Mr. Joynt said “I say that I am not in a position now to make out a case of insanity.”
The Judge: “Then if you do not, I cannot follow you. I thought from some expressions that fell from you that you were endeavouring to make out a case of insanity, but having withdrawn from making out that case, I cannot follow your argument.”
Mr. Joynt then proceeded with his address to the jury, and said the presumption to be drawn from their previous good relations was that there had been no malice. He said that when he committed the act the prisoner was actuated by some strange feeling, whatever it was, which amounted to almost a monomania. He admitted it was a crime, but that it was for the jury to say whether it was murder or manslaughter. He finally urged that Cedeno had been unable to control himself, and that strong overpowering sensations had taken hold of him.
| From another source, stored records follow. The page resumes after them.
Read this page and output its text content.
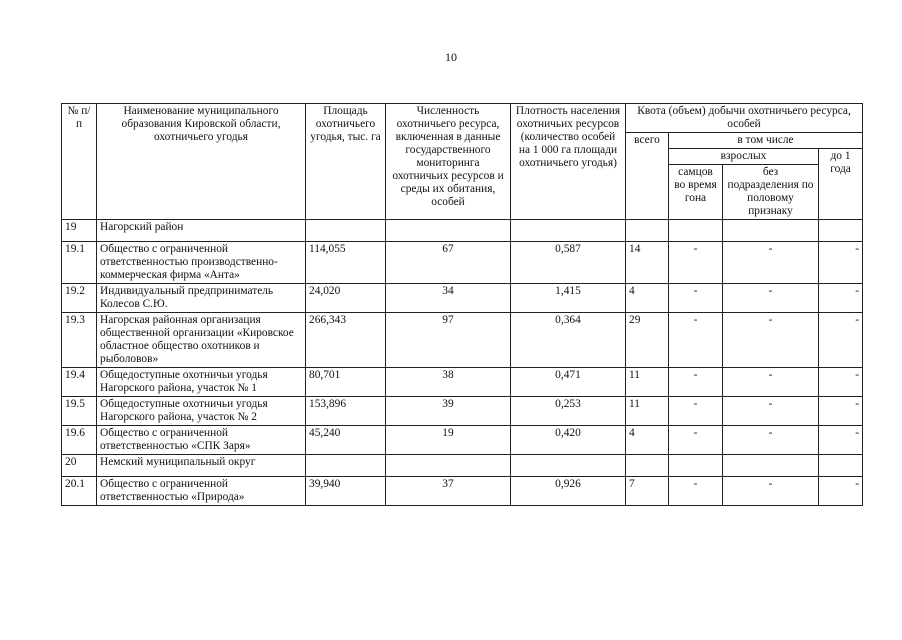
10
№ п/п	Наименование муниципального образования Кировской области, охотничьего угодья	Площадь охотничьего угодья, тыс. га	Численность охотничьего ресурса, включенная в данные государственного мониторинга охотничьих ресурсов и среды их обитания, особей	Плотность населения охотничьих ресурсов (количество особей на 1 000 га площади охотничьего угодья)	Квота (объем) добычи охотничьего ресурса, особей			
					всего	в том числе		
						взрослых		до 1 года
						самцов во время гона	без подразделения по половому признаку	
19	Нагорский район							
19.1	Общество с ограниченной ответственностью производственно-коммерческая фирма «Анта»	114,055	67	0,587	14	-	-	-
19.2	Индивидуальный предприниматель Колесов С.Ю.	24,020	34	1,415	4	-	-	-
19.3	Нагорская районная организация общественной организации «Кировское областное общество охотников и рыболовов»	266,343	97	0,364	29	-	-	-
19.4	Общедоступные охотничьи угодья Нагорского района, участок № 1	80,701	38	0,471	11	-	-	-
19.5	Общедоступные охотничьи угодья Нагорского района, участок № 2	153,896	39	0,253	11	-	-	-
19.6	Общество с ограниченной ответственностью «СПК Заря»	45,240	19	0,420	4	-	-	-
20	Немский муниципальный округ							
20.1	Общество с ограниченной ответственностью «Природа»	39,940	37	0,926	7	-	-	-
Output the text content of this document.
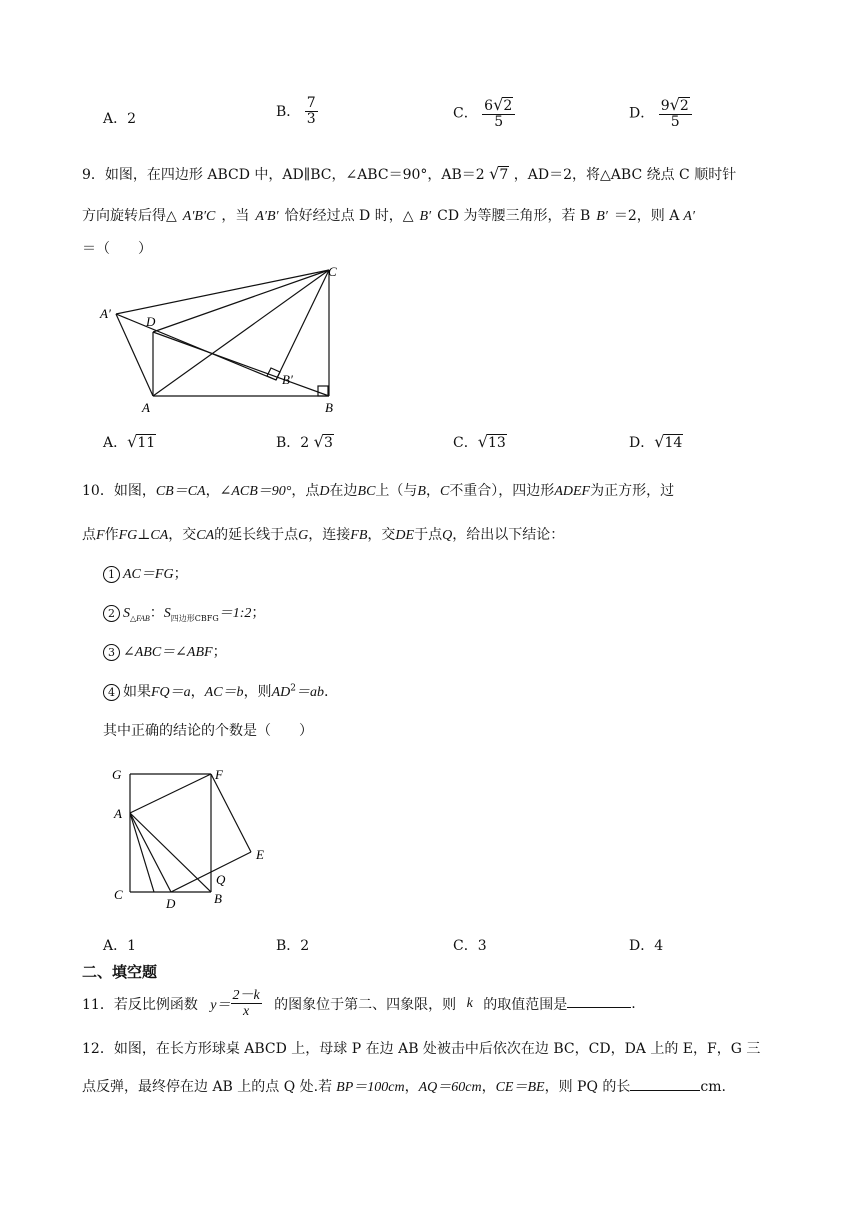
A．2	B． $\frac{7}{3}$	C． $\frac{6√2}{5}$	D． $\frac{9√2}{5}$
9．如图，在四边形 ABCD 中，AD∥BC，∠ABC＝90°，AB＝2 √7 ，AD＝2，将△ABC 绕点 C 顺时针
方向旋转后得△ A′B′C ，当 A′B′ 恰好经过点 D 时，△ B′ CD 为等腰三角形，若 B B′ ＝2，则 A A′
＝（　　）
A′
D
C
B′
A	B
A．√11	B．2 √3	C．√13	D．√14
10．如图，CB＝CA，∠ACB＝90°，点D在边BC上（与B，C不重合），四边形ADEF为正方形，过
点F作FG⊥CA，交CA的延长线于点G，连接FB，交DE于点Q，给出以下结论：
1 AC＝FG；
2 $S_{\triangle FAB}$：$S_{四边形CBFG}=1:2$；
3 ∠ABC＝∠ABF；
4 如果FQ＝a，AC＝b，则$AD^2=ab$.
其中正确的结论的个数是（　　）
G	F
A
E
C
Q
D	B
A．1	B．2	C．3	D．4
二、填空题
11．若反比例函数 $y= \frac{2-k}{x}$ 的图象位于第二、四象限，则 k 的取值范围是	.
12．如图，在长方形球桌 ABCD 上，母球 P 在边 AB 处被击中后依次在边 BC，CD，DA 上的 E，F，G 三
点反弹，最终停在边 AB 上的点 Q 处.若 BP＝100cm，AQ＝60cm，CE＝BE，则 PQ 的长	cm.
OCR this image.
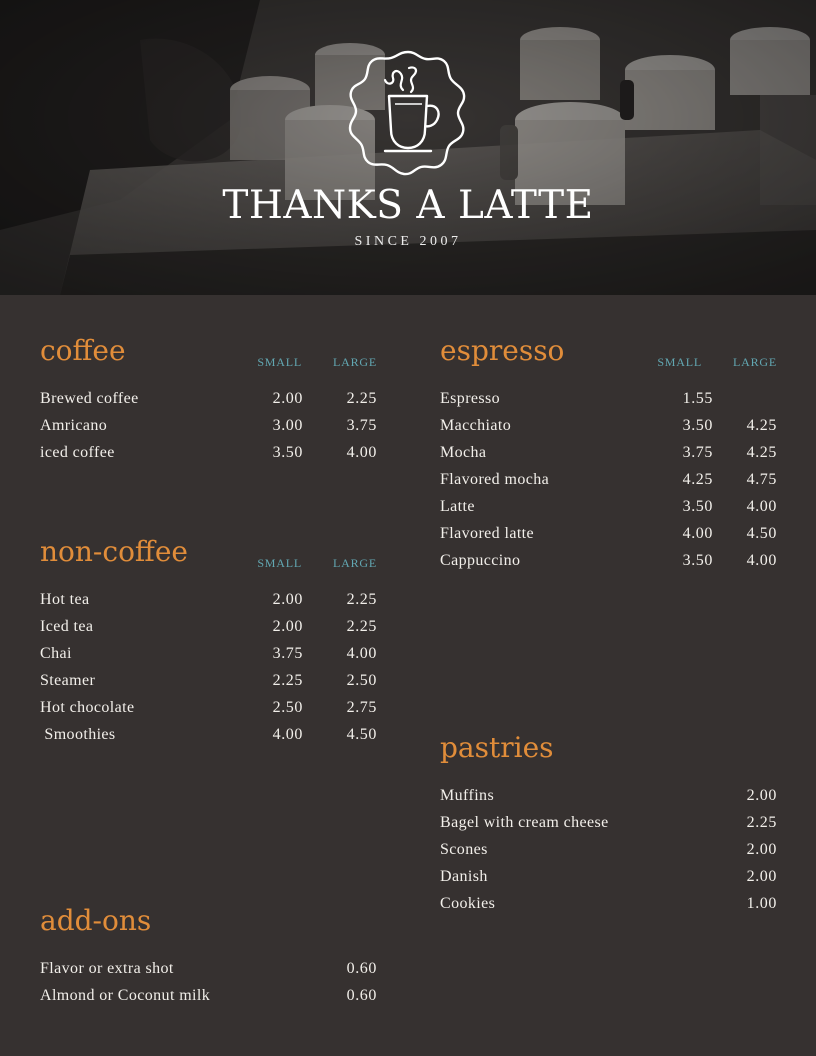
THANKS A LATTE
SINCE 2007
coffee	SMALL	LARGE
Brewed coffee	2.00	2.25
Amricano	3.00	3.75
iced coffee	3.50	4.00
non-coffee	SMALL	LARGE
Hot tea	2.00	2.25
Iced tea	2.00	2.25
Chai	3.75	4.00
Steamer	2.25	2.50
Hot chocolate	2.50	2.75
Smoothies	4.00	4.50
add-ons
Flavor or extra shot	0.60
Almond or Coconut milk	0.60
espresso	SMALL	LARGE
Espresso	1.55
Macchiato	3.50	4.25
Mocha	3.75	4.25
Flavored mocha	4.25	4.75
Latte	3.50	4.00
Flavored latte	4.00	4.50
Cappuccino	3.50	4.00
pastries
Muffins	2.00
Bagel with cream cheese	2.25
Scones	2.00
Danish	2.00
Cookies	1.00
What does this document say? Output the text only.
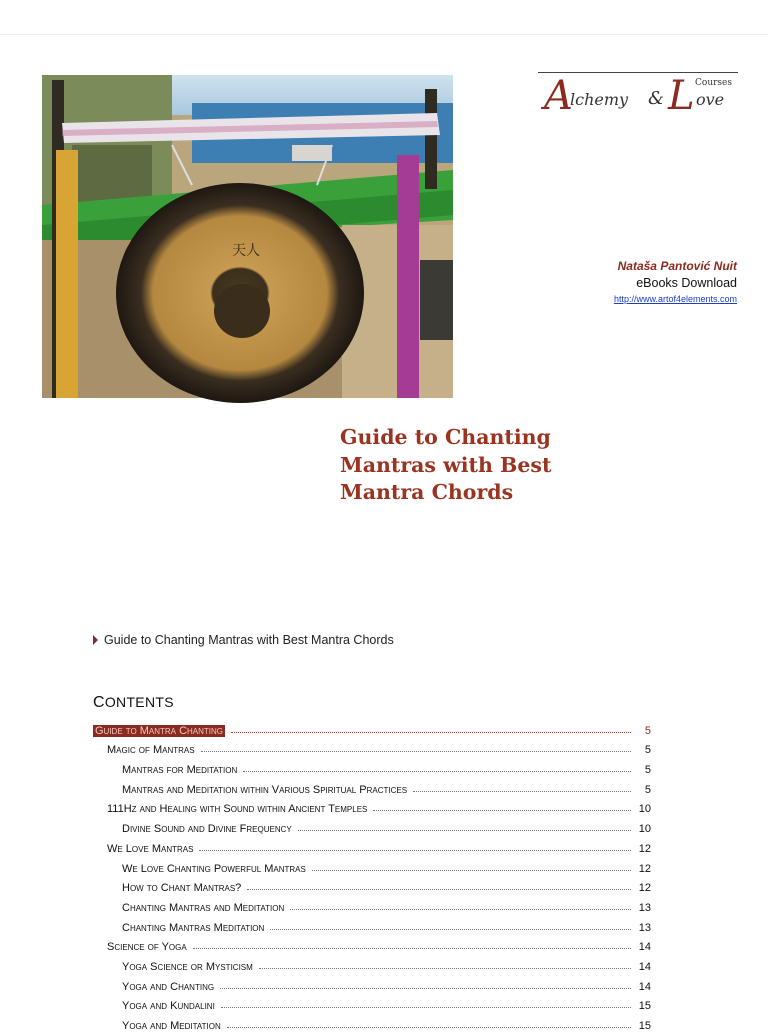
天人
Courses
A
lchemy & L ove
Nataša Pantović Nuit
eBooks Download
http://www.artof4elements.com
Guide to Chanting Mantras with Best Mantra Chords
Guide to Chanting Mantras with Best Mantra Chords
CONTENTS
Guide to Mantra Chanting	5
Magic of Mantras	5
Mantras for Meditation	5
Mantras and Meditation within Various Spiritual Practices	5
111Hz and Healing with Sound within Ancient Temples	10
Divine Sound and Divine Frequency	10
We Love Mantras	12
We Love Chanting Powerful Mantras	12
How to Chant Mantras?	12
Chanting Mantras and Meditation	13
Chanting Mantras Meditation	13
Science of Yoga	14
Yoga Science or Mysticism	14
Yoga and Chanting	14
Yoga and Kundalini	15
Yoga and Meditation	15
In his summing up to the jury, Mr. Justice Gresson said that it was the duty of counsel to defend the prisoner. Mr. Joynt had done so with temperance, candour and ability. He told the jury not to concern themselves with the effect of their verdict, and to disregard the fact that the prisoner was a foreigner. The learned Judge then referred to the alleged provocation and the presumption of malice. The homicide was enough to raise a presumption of malice for the purpose of completing the crime. The facts were so simple that the Judge thought it hardly necessary to refer to them.
When the jury retired they were out of Court for only ten minutes, and when they returned they brought in the expected verdict of guilty. The Judge summarily sentenced Cedeno to death. After being handcuffed, Cedeno was led away. On Wednesday, the 5th April, he was executed. His was the second execution in the Province of Canterbury. Cedeno is said to have walked to the scaffold with a dogged, sombre, expression.
In the light of our present knowledge of mental disease, it is more than likely that a plea of insanity would succeed were Cedeno tried to-day.
After the trial of Ronald True, who, in May 1922, was found guilty of murder, but whose sentence was later changed to one of life imprisonment in an asylum, a Commission was set up to enquire into the state of the law touching the question of insanity. In True's case there was much more evidence of motive, but there was also a history of grave mental abnormality, and the question of insanity was directly raised as a defence. It is difficult to understand why it was not raised in the case of Cedeno. The law in relation to these cases was settled in 1843 in the case of M'Naughton, when it was held that to render a person irresponsible for crime on account of unsoundness of mind, the unsoundness should be such as to render him incapable of knowing right from wrong. The Commission, or to give it its strictly correct name, Committee, sat in July 1922. As a result of its deliberations it recommended that in the light of the better understanding of mental disease the law should be altered so that it should be recognised that a person charged criminally with an offence is irresponsible for his act when the act is committed under an impulse which the prisoner was by mental disease in substance deprived of any power to resist.
Applying that view to the facts in Cedeno's case it comes within it. That Cedeno was right when he said that in his own country he was known as a madman seems likely. That he had a paroxysm of madness immediately before and during the killing of Margaret Burke seems also more than probable.